In July, Money Marketing revealed concerns the FCA was not being transparent in its use of attestations.
The following month the FCA said in response to a Freedom of Information request from Money Marketing that it does not track attestations for C3 and C4 firms – medium and small companies respectively. Among C1 and C2 firms, it had requested 186 attestations since it began using them in 2012.
Its first set of quarterly data shows it requested a total of 59 attestations in 2014.
Of these, 15 were from C1 firms, 34 were from C2 firms, and five each were from C3 and C4 businesses.
Firms in the long-term savings and pensions sector were subject to 13 attestations, while wholesale and investment management firms were subject to 21.

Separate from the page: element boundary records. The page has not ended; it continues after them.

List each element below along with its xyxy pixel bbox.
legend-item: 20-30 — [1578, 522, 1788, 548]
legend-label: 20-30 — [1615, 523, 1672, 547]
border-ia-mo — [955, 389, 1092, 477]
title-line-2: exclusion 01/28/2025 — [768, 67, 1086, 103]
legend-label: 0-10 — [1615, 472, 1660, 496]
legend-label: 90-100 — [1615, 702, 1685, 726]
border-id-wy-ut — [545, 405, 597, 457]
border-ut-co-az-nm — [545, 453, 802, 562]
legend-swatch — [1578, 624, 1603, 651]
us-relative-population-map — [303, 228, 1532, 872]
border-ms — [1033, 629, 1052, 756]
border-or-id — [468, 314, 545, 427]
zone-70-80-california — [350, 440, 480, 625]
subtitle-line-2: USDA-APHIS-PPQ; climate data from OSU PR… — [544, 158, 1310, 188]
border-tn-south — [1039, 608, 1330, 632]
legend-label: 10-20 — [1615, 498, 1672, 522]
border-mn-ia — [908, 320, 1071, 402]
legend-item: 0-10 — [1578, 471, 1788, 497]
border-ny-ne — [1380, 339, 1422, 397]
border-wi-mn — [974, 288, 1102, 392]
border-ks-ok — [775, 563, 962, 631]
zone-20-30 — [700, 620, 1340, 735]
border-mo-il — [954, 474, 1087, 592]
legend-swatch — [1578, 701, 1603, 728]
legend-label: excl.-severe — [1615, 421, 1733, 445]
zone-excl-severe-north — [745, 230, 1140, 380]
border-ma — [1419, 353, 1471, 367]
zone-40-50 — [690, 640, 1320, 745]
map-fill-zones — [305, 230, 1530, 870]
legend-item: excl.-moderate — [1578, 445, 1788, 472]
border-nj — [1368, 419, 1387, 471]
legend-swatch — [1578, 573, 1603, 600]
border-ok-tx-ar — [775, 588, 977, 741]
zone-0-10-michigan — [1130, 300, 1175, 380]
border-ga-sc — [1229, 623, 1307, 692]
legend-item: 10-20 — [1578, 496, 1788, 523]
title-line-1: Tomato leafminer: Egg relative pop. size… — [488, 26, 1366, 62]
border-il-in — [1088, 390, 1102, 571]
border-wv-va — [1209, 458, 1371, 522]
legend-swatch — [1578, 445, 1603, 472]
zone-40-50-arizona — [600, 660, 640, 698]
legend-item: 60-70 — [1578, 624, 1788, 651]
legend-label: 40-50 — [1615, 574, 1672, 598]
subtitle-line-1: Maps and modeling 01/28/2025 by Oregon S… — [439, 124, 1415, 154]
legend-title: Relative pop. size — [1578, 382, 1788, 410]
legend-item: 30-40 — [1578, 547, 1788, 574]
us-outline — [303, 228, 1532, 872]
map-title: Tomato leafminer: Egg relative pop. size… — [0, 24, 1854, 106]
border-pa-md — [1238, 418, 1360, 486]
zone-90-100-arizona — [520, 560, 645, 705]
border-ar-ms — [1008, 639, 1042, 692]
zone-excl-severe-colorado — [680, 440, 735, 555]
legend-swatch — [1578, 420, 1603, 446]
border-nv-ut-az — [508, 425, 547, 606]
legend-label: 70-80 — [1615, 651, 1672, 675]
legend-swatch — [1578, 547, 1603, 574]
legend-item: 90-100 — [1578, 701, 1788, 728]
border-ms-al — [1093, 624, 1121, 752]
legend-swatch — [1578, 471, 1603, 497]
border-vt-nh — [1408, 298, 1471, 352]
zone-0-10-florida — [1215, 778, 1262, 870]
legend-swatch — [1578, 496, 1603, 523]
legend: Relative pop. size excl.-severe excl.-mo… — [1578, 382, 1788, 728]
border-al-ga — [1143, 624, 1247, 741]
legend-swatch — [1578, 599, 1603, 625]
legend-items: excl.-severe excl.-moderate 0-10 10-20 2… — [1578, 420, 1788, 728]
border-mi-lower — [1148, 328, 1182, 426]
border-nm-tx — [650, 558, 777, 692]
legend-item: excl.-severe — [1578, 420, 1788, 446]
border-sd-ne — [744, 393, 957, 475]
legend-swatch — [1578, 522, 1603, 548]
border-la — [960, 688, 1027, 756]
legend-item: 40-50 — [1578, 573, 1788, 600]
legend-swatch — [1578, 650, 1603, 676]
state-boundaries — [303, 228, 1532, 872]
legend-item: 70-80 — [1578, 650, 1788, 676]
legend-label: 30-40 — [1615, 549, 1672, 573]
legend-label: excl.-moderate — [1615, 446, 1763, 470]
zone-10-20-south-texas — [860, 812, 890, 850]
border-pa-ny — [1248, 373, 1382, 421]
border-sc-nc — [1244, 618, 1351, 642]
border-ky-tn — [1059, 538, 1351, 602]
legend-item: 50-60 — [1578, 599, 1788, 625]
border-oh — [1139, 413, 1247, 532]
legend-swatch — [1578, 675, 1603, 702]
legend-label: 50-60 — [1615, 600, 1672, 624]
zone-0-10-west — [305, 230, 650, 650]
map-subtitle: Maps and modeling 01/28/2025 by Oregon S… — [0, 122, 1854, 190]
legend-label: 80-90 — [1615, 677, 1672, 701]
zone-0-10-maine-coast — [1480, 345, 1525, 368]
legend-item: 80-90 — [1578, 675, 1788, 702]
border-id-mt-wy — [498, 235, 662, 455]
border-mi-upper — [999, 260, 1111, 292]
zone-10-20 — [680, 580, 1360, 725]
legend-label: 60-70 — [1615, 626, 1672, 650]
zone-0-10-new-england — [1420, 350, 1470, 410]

The FCA requested eight attestations from mortgages and consumer lending firms, 11 from retail firms and six from general insurance and protection companies.
The Consulting Consortium associate director Mike Harrison says: “Without specific information on what firms have been asked to attest to it can be difficult to gain anything tangible from these statistics.
“A key aspect that we don’t have data on is what are the consequences of failure. In order for the true impact of this tool to be realised, the industry would benefit from learning what happens after the attestation has been made. For instance, how are they followed up, and how many have lead to a section 166 report or other enforcement action?”
Pinsent Masons senior associate Michael Ruck says: “The test will be whether the use of attestations increases and when we see the first enforcement action arising from an attestation. It would be helpful for the FCA to publish data on the purpose of the attestations.”